A distanza poi di qualche mese dal Dl 63/2013 è uscito un altro decreto, il 145/2013, altrimenti noto come “Destinazione Italia”, convertito in legge a febbraio 2014, che è andato a sostituire del tutto i commi 3 e 3-bis del precedente decreto “Energia” (quelli appena citati) disponendo che “in caso di omessa dichiarazione o allegazione, se dovuta, le parti sono soggette al pagamento, in solido e in parti uguali, della sanzione amministrativa pecuniaria da euro 3.000 a euro 18.000; la sanzione è da euro 1.000 a euro 4.000 per i contratti  di locazione di  singole unità immobiliari e, se la durata della locazione non eccede i tre anni, essa è ridotta alla metà”. In pratica, mentre il decreto “Energia” disponeva la nullità immediata della vendita o della locazione qualora il modello non fosse stato allegato al contratto, viceversa il Dl “Destinazione Italia” ha escluso la possibilità dell’annullamento sostituendola con l’irrogazione di una sanzione pecuniaria, salvo poi disporre, nel testo definitivo convertito in legge, che “il pagamento della sanzione amministrativa non esenta comunque dall’obbligo di presentare la dichiarazione o la copia dell’attestato di prestazione energetica entro quarantacinque giorni”.

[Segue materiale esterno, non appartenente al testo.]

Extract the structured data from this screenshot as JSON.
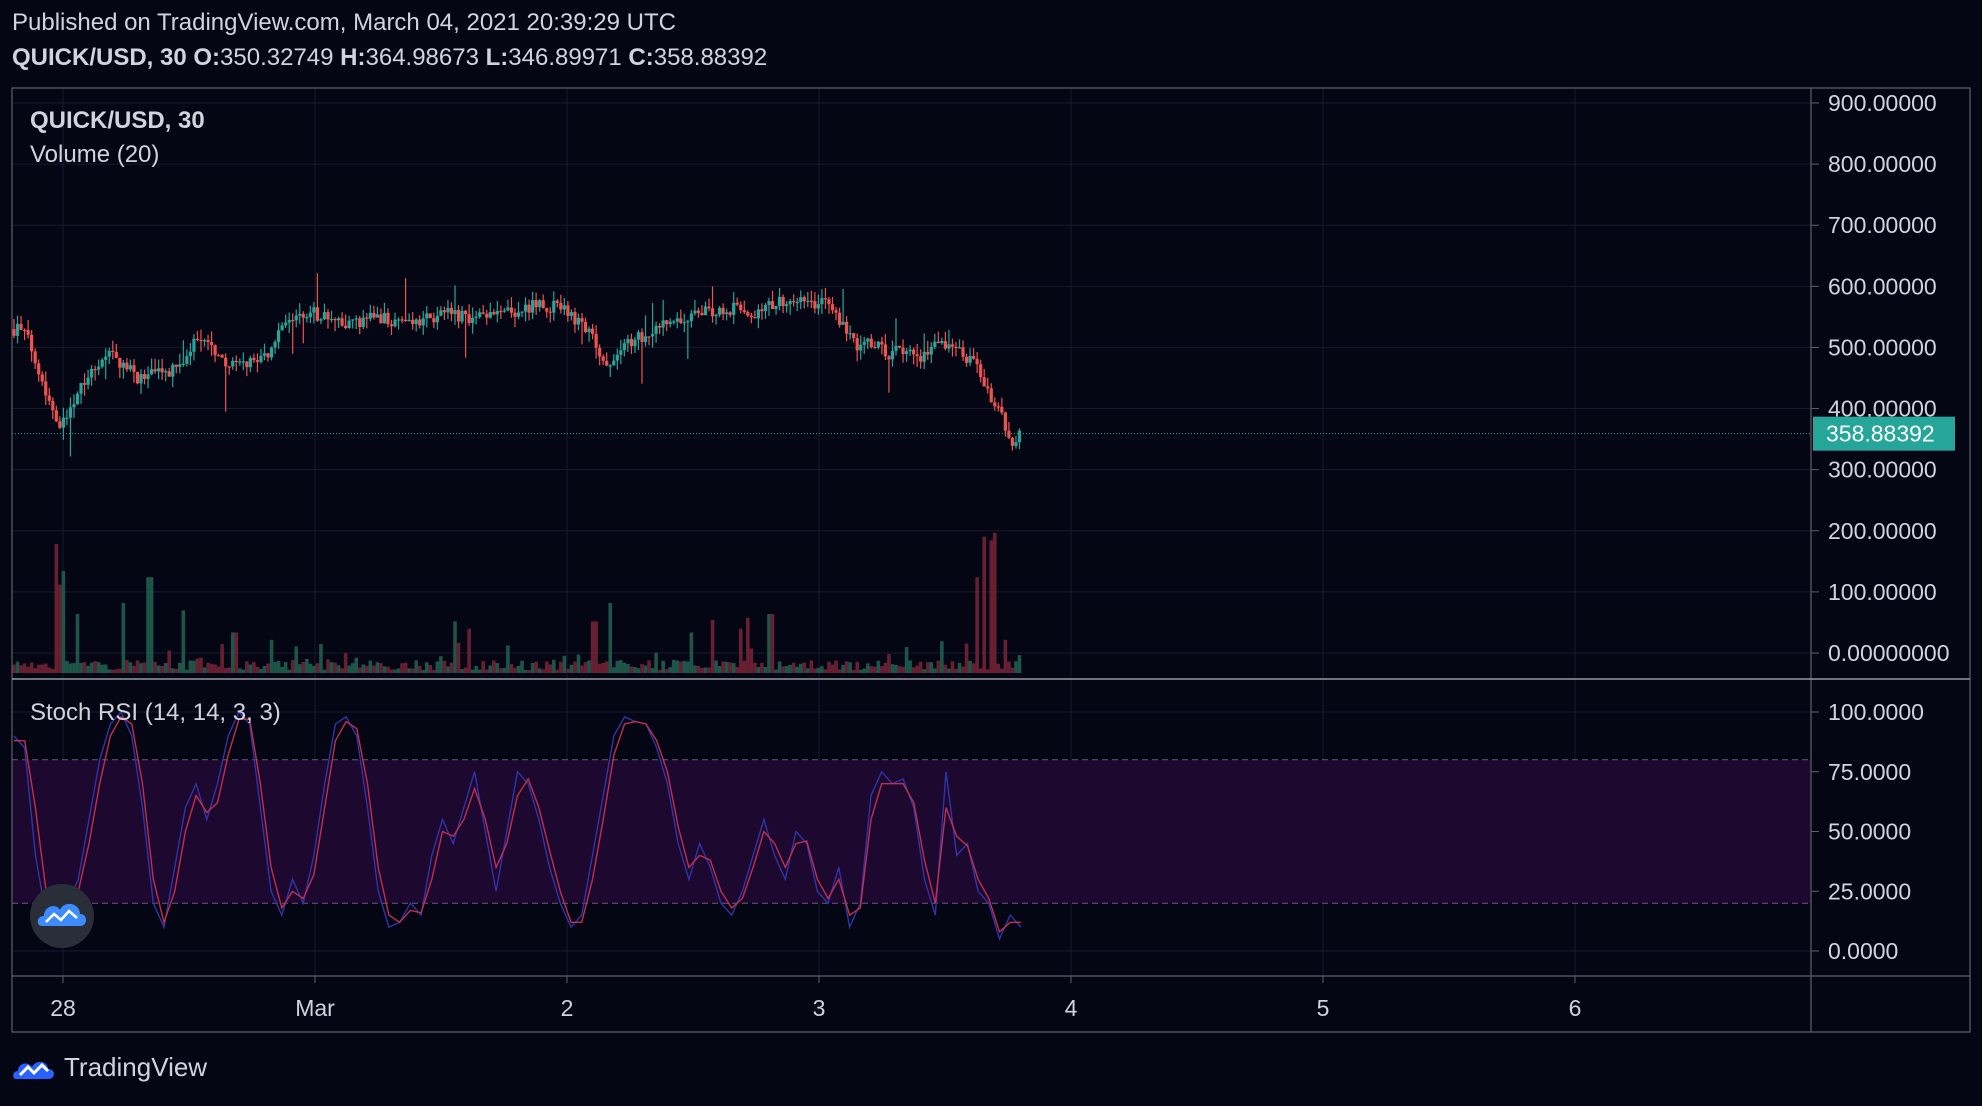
{
  "header": {
    "published": "Published on TradingView.com, March 04, 2021 20:39:29 UTC",
    "symbol": "QUICK/USD, 30",
    "o_label": "O:",
    "o_value": "350.32749",
    "h_label": "H:",
    "h_value": "364.98673",
    "l_label": "L:",
    "l_value": "346.89971",
    "c_label": "C:",
    "c_value": "358.88392"
  },
  "footer": {
    "brand": "TradingView"
  },
  "colors": {
    "background": "#050614",
    "up": "#26a69a",
    "down": "#ef5350",
    "grid": "#151a2c",
    "border": "#5d606b",
    "stoch_k": "#2f34a8",
    "stoch_d": "#c0304a",
    "band_fill": "#1d0830",
    "price_tag": "#26a69a"
  },
  "chart_data": [
    {
      "type": "candlestick",
      "title": "QUICK/USD, 30",
      "subtitle": "Volume (20)",
      "x_ticks": [
        "28",
        "Mar",
        "2",
        "3",
        "4",
        "5",
        "6"
      ],
      "y_ticks": [
        "900.00000",
        "800.00000",
        "700.00000",
        "600.00000",
        "500.00000",
        "400.00000",
        "300.00000",
        "200.00000",
        "100.00000",
        "0.00000000"
      ],
      "ylim": [
        0,
        950
      ],
      "last_price": 358.88392,
      "last_price_label": "358.88392",
      "price_path": [
        [
          0.0,
          530
        ],
        [
          0.08,
          535
        ],
        [
          0.2,
          510
        ],
        [
          0.3,
          480
        ],
        [
          0.45,
          420
        ],
        [
          0.55,
          395
        ],
        [
          0.65,
          370
        ],
        [
          0.75,
          400
        ],
        [
          0.9,
          440
        ],
        [
          1.1,
          470
        ],
        [
          1.3,
          490
        ],
        [
          1.5,
          470
        ],
        [
          1.7,
          450
        ],
        [
          1.9,
          455
        ],
        [
          2.1,
          460
        ],
        [
          2.3,
          470
        ],
        [
          2.5,
          520
        ],
        [
          2.7,
          500
        ],
        [
          2.9,
          470
        ],
        [
          3.2,
          475
        ],
        [
          3.45,
          490
        ],
        [
          3.6,
          520
        ],
        [
          3.8,
          545
        ],
        [
          4.0,
          560
        ],
        [
          4.2,
          550
        ],
        [
          4.5,
          535
        ],
        [
          4.8,
          545
        ],
        [
          5.0,
          550
        ],
        [
          5.3,
          540
        ],
        [
          5.6,
          545
        ],
        [
          5.9,
          555
        ],
        [
          6.2,
          550
        ],
        [
          6.5,
          550
        ],
        [
          6.8,
          560
        ],
        [
          7.1,
          570
        ],
        [
          7.4,
          565
        ],
        [
          7.6,
          550
        ],
        [
          7.9,
          510
        ],
        [
          8.0,
          470
        ],
        [
          8.2,
          490
        ],
        [
          8.4,
          510
        ],
        [
          8.6,
          520
        ],
        [
          8.8,
          540
        ],
        [
          9.0,
          545
        ],
        [
          9.2,
          545
        ],
        [
          9.4,
          560
        ],
        [
          9.6,
          560
        ],
        [
          9.8,
          565
        ],
        [
          10.0,
          555
        ],
        [
          10.2,
          560
        ],
        [
          10.4,
          575
        ],
        [
          10.6,
          580
        ],
        [
          10.8,
          570
        ],
        [
          11.0,
          575
        ],
        [
          11.2,
          555
        ],
        [
          11.35,
          515
        ],
        [
          11.5,
          500
        ],
        [
          11.7,
          510
        ],
        [
          11.9,
          490
        ],
        [
          12.1,
          495
        ],
        [
          12.3,
          485
        ],
        [
          12.6,
          505
        ],
        [
          12.8,
          505
        ],
        [
          12.95,
          480
        ],
        [
          13.1,
          470
        ],
        [
          13.25,
          430
        ],
        [
          13.4,
          395
        ],
        [
          13.5,
          370
        ],
        [
          13.6,
          345
        ],
        [
          13.7,
          359
        ]
      ],
      "price_range": [
        255,
        660
      ],
      "volume_max": 190,
      "volume_spikes": [
        [
          0.6,
          175
        ],
        [
          0.65,
          120
        ],
        [
          0.85,
          80
        ],
        [
          1.5,
          95
        ],
        [
          1.85,
          130
        ],
        [
          2.3,
          85
        ],
        [
          3.0,
          55
        ],
        [
          3.5,
          45
        ],
        [
          6.0,
          70
        ],
        [
          6.2,
          60
        ],
        [
          7.9,
          70
        ],
        [
          8.1,
          95
        ],
        [
          9.2,
          55
        ],
        [
          9.5,
          72
        ],
        [
          9.9,
          60
        ],
        [
          10.0,
          75
        ],
        [
          10.3,
          80
        ],
        [
          12.95,
          40
        ],
        [
          13.1,
          130
        ],
        [
          13.2,
          185
        ],
        [
          13.3,
          180
        ],
        [
          13.35,
          190
        ]
      ]
    },
    {
      "type": "line",
      "title": "Stoch RSI (14, 14, 3, 3)",
      "y_ticks": [
        "100.0000",
        "75.0000",
        "50.0000",
        "25.0000",
        "0.0000"
      ],
      "ylim": [
        0,
        100
      ],
      "band": [
        20,
        80
      ],
      "series": [
        {
          "values": [
            90,
            85,
            40,
            15,
            5,
            20,
            30,
            55,
            80,
            95,
            100,
            90,
            60,
            20,
            10,
            35,
            60,
            70,
            55,
            70,
            90,
            100,
            95,
            60,
            25,
            15,
            30,
            20,
            40,
            70,
            95,
            98,
            90,
            60,
            25,
            10,
            12,
            20,
            15,
            40,
            55,
            45,
            60,
            75,
            50,
            25,
            50,
            75,
            70,
            55,
            35,
            20,
            10,
            15,
            40,
            65,
            90,
            98,
            96,
            95,
            85,
            70,
            45,
            30,
            45,
            35,
            20,
            15,
            25,
            40,
            55,
            40,
            30,
            50,
            45,
            25,
            20,
            35,
            10,
            20,
            65,
            75,
            70,
            72,
            60,
            30,
            15,
            75,
            40,
            45,
            25,
            20,
            5,
            15,
            10
          ]
        },
        {
          "values": [
            88,
            88,
            60,
            25,
            8,
            12,
            25,
            45,
            70,
            90,
            98,
            95,
            70,
            30,
            12,
            25,
            50,
            65,
            58,
            62,
            82,
            97,
            97,
            70,
            35,
            18,
            25,
            22,
            32,
            60,
            88,
            96,
            93,
            70,
            35,
            15,
            12,
            17,
            16,
            30,
            50,
            48,
            55,
            68,
            55,
            35,
            45,
            65,
            72,
            60,
            42,
            25,
            12,
            12,
            30,
            55,
            82,
            95,
            96,
            95,
            88,
            75,
            52,
            35,
            40,
            38,
            25,
            18,
            22,
            35,
            50,
            45,
            35,
            45,
            46,
            30,
            22,
            30,
            15,
            18,
            55,
            70,
            70,
            70,
            62,
            38,
            20,
            60,
            48,
            44,
            30,
            22,
            8,
            12,
            12
          ]
        }
      ]
    }
  ]
}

Nuovi valori dal 1° ottobre 2015

Infine - terzo momento - c’è da considerare la Legge di Stabilità 2014, che al comma 139 dell’articolo 1 ha “rinviato”, per così dire, l’effettiva entrata in vigore del comma 3-bis dell’articolo 6 del Dl “Energia” (nullità dei contratti di vendita/affitto in caso di mancata allegazione del modulo) fino al momento in cui il Ministero dell’Economia non avesse promulgato il decreto o i decreti attuativi per dare le coordinate tecniche ai fini dell’elaborazione del nuovo APE. Il problema è che il comma 3-bis dell’articolo 6 del Dl “Energia” era già stato abrogato e sostituito dal successivo Dl “Destinazione Italia”, il che significa che senza l’APE allegato al contratto sussisteva, e sussiste tutt’ora, non tanto il rischio della nullità del contratto quanto quello delle sanzioni. In conclusione, fino al 30 settembre 2015, è valso comunque l’obbligo di farsi redigere l’APE secondo i criteri di calcolo della vecchia certificazione energetica (ex ACE), mentre dal 1° ottobre sono saliti in cattedra i nuovi criteri.